Melanie Travis has survived the events of the past year, and is now the owner of ten-month-old poodle puppy Faith, as well as the mother of five-year-old son Davey, and teacher in the school Davey attends.
And Aunt Peg is pulling her ever deeper into the world of dog breeding and showing. Peg's most recent maneuver is to bring Melanie to meetings of the Bell Haven Kennel Club, as her guest. It's just an unfortunate coincidence that her first meeting starts with an announcement that the previous meeting's dinner checks have gone missing, and the evening then finishes with the club's corresponding secretary being murdered right after the end of the meeting, just out of sight of other members in the dark.
Peg, of course, bullies Melanie into investigating both problems. Melanie starts asking questions, while continuing to teach, care for her child, and compete in dog shows with Faith. If that weren't keeping her busy enough, no worries; her ex-husband, Bob, has got that covered.

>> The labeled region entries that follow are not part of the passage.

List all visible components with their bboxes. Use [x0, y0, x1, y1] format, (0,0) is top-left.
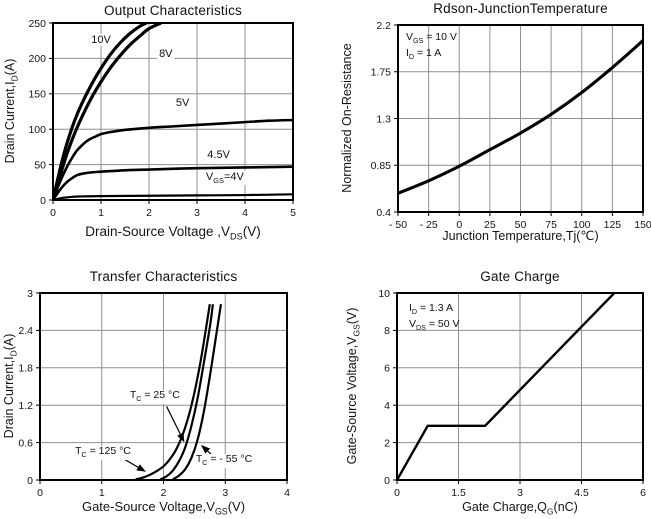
chart-1: - 50 - 25 0 25 50 75 100 125 150 0.4 0.85 1.3 1.75 2.…: [371, 20, 651, 231]
series-tc-25C: [159, 304, 214, 480]
y-tick-label: 1.2: [18, 400, 33, 412]
curve-label: 10V: [89, 33, 113, 47]
y-tick-label: 0: [40, 195, 46, 207]
curve-label: TC = - 55 °C: [193, 453, 255, 469]
y-tick-label: 50: [34, 159, 46, 171]
x-tick-label: 0: [456, 219, 462, 231]
curve-label: 5V: [173, 96, 192, 110]
x-tick-label: 4: [284, 487, 290, 499]
condition-line: VDS = 50 V: [409, 318, 460, 333]
y-tick-label: 2.2: [376, 20, 391, 32]
x-tick-label: 0: [37, 487, 43, 499]
grid: [398, 25, 643, 212]
y-tick-label: 0: [27, 475, 33, 487]
chart-2: 0 1 2 3 4 0 0.6 1.2 1.8 2.4 3: [18, 288, 290, 499]
series-VGS-5V: [53, 118, 293, 200]
series-VGS-4.5V: [53, 165, 293, 200]
x-tick-label: 6: [640, 487, 646, 499]
x-tick-label: 1: [99, 487, 105, 499]
y-tick-label: 3: [27, 288, 33, 300]
condition-line: ID = 1.3 A: [409, 302, 453, 317]
chart-title-gate-charge: Gate Charge: [480, 269, 560, 284]
y-axis-label-rdson: Normalized On-Resistance: [340, 43, 354, 193]
curve-label: VGS=4V: [203, 170, 246, 186]
x-tick-label: 125: [604, 219, 622, 231]
x-tick-label: 25: [484, 219, 496, 231]
x-axis-label-transfer: Gate-Source Voltage,VGS(V): [81, 499, 246, 517]
y-axis-label-output: Drain Current,ID(A): [3, 58, 20, 164]
x-tick-label: 4.5: [574, 487, 589, 499]
x-tick-label: 1.5: [451, 487, 466, 499]
ticks: - 50 - 25 0 25 50 75 100 125 150 0.4 0.85 1.3 1.75 2.…: [371, 20, 651, 231]
condition-line: VGS = 10 V: [406, 31, 457, 46]
x-axis-label-rdson: Junction Temperature,Tj(℃): [442, 229, 599, 243]
ticks: 0 1 2 3 4 0 0.6 1.2 1.8 2.4 3: [18, 288, 290, 499]
y-axis-label-transfer: Drain Current,ID(A): [2, 333, 19, 439]
x-tick-label: 2: [161, 487, 167, 499]
y-tick-label: 10: [378, 288, 390, 300]
chart-title-rdson: Rdson-JunctionTemperature: [433, 1, 608, 16]
curve-label: 4.5V: [205, 149, 232, 162]
x-tick-label: 75: [545, 219, 557, 231]
x-tick-label: 100: [573, 219, 591, 231]
y-tick-label: 8: [384, 325, 390, 337]
x-axis-label-output: Drain-Source Voltage ,VDS(V): [85, 224, 261, 242]
y-tick-label: 1.3: [376, 113, 391, 125]
grid: [397, 293, 643, 480]
y-tick-label: 2.4: [18, 325, 33, 337]
chart-3: 0 1.5 3 4.5 6 0 2 4 6 8 10: [378, 288, 646, 499]
x-tick-label: 3: [517, 487, 523, 499]
x-tick-label: 50: [515, 219, 527, 231]
test-conditions: VGS = 10 V ID = 1 A: [406, 30, 457, 63]
x-tick-label: 5: [290, 207, 296, 219]
x-tick-label: 150: [634, 219, 651, 231]
chart-title-output: Output Characteristics: [104, 3, 242, 18]
series-tc-125C: [135, 304, 211, 480]
y-tick-label: 0: [384, 475, 390, 487]
y-tick-label: 250: [28, 18, 46, 30]
grid: [40, 293, 287, 480]
series-normalized-rdson: [398, 39, 643, 195]
y-tick-label: 4: [384, 400, 390, 412]
condition-line: ID = 1 A: [406, 47, 442, 62]
test-conditions: ID = 1.3 A VDS = 50 V: [409, 301, 460, 334]
x-tick-label: - 25: [420, 219, 438, 231]
series-VGS-8V: [53, 23, 162, 200]
x-tick-label: - 50: [389, 219, 407, 231]
x-tick-label: 3: [194, 207, 200, 219]
callout-arrow: [166, 406, 185, 443]
chart-title-transfer: Transfer Characteristics: [89, 269, 238, 284]
series-tc-m55C: [172, 304, 223, 480]
x-tick-label: 1: [98, 207, 104, 219]
y-tick-label: 100: [28, 124, 46, 136]
y-tick-label: 6: [384, 363, 390, 375]
series-VGS-10V: [53, 23, 148, 200]
x-tick-label: 0: [394, 487, 400, 499]
y-tick-label: 0.4: [376, 207, 391, 219]
y-tick-label: 200: [28, 53, 46, 65]
curve-label: TC = 125 °C: [73, 444, 133, 460]
x-axis-label-gate-charge: Gate Charge,QG(nC): [462, 500, 578, 517]
series-VGS-4V: [53, 193, 293, 200]
y-tick-label: 2: [384, 437, 390, 449]
x-tick-label: 3: [222, 487, 228, 499]
x-tick-label: 4: [242, 207, 248, 219]
curve-label: TC = 25 °C: [127, 389, 182, 405]
curve-label: 8V: [157, 48, 175, 61]
y-tick-label: 1.75: [371, 67, 392, 79]
x-tick-label: 2: [146, 207, 152, 219]
y-tick-label: 150: [28, 89, 46, 101]
series-gate-charge: [397, 293, 616, 480]
y-axis-label-gate-charge: Gate-Source Voltage,VGS(V): [345, 307, 362, 465]
y-tick-label: 0.6: [18, 437, 33, 449]
y-tick-label: 1.8: [18, 363, 33, 375]
y-tick-label: 0.85: [371, 160, 392, 172]
x-tick-label: 0: [50, 207, 56, 219]
plot-border: [52, 22, 294, 201]
ticks: 0 1.5 3 4.5 6 0 2 4 6 8 10: [378, 288, 646, 499]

Because yes, Bob has suddenly reappeared, after having departed from Melanie and Davey's lives when Davey was less than a year old. It seems Bob has grown up some in the last four years, is getting married, and thinks he wants joint custody of their son. Did I mention he's moved from Connecticut to Texas?
It's all a lot to juggle. It's not made easier by the fact that asking questions about the dead corresponding secretary, Monica, is turning up lots of evidence that there are too many people with potential motives to have her killed, rather than too few. Monica was in the habit of tucking in little notes to various members with the club newsletter, letting them know she knew about the secrets they would least want revealed. She'd written to most members of the club. Which one thought their secret was worth killing for?
On top of everything else, there's the small matter of Melanie's relationship with Sam Driver. Bob isn't pleased. Sam isn't pleased. Melanie isn't pleased. Davey, though, is enjoying getting to know his father, as well as all the gifts Bob is giving him.
This is an enjoyable mystery, with characters who are interesting and decently developed. My personal complaint is that not enough time is spent on the dogs, but that's my dog-loving preference. Berenson keeps the focus on the mystery and the people who play a role in it, and handles the plot and the people well.